ネットレベニューチャーンレートの計算方法は以下になります。

(期間中の損失額ー期間中の増収額)÷期間始めの定額収益×100

2.5.グロスレベニューチャーンレート【Gross Revenue Churn Rate】

グロスレベニューチャーンレートは、商品・サービスの解約やダウングレードを考慮したチャーンレートを指します。期間中の解約数やダウングレードによって減少した利益を算出します。
グロスレベニューチャーンレートの計算方法は以下になります。

(期間中の損失額÷前期間中の経常利益)×100

2.6.カスタマーチャーンレート【Customer Churn Rate】

カスタマーチャーンレートは、顧客ベースで算出される解約率を指します。商品・サービスを解約した顧客(もしくは無料プランにダウングレードした顧客)が、一定期間内にどのくらいの割合で発生したかを示すものです。

全ての顧客が一律の料金を支払っている場合に重要視されます。また、料金プランが複数ある場合は、注意が必要です。

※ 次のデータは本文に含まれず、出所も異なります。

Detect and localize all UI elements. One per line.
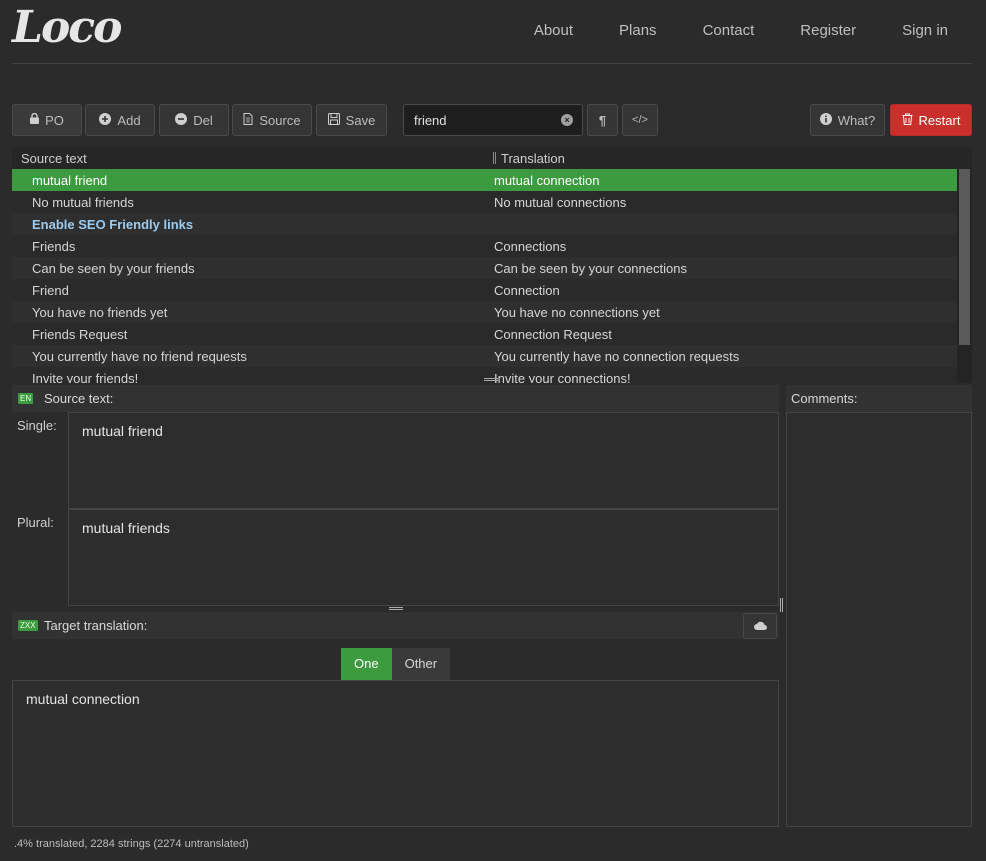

例えば、ある企業が一ヶ月1,000円のサービスと5,000円のサービスを提供した場合。1,000円と5,000円のサービスどちらを解約しても、解約数は1になります。大口顧客1社が解約しても1社分の解約のため小さく見えますが、収益への影響は大きい場合があります。

カスタマーチャーンレートの計算方法は以下になります。  

(期間中に減った顧客数÷当初の顧客数)×100 

料金体系は複数の場合はレベニューチャーンレート、単体の場合はカスタマーチャーンレートがよく使用されます。

まとめ

今回はサブスクリプションに関連する用語についてご紹介しました。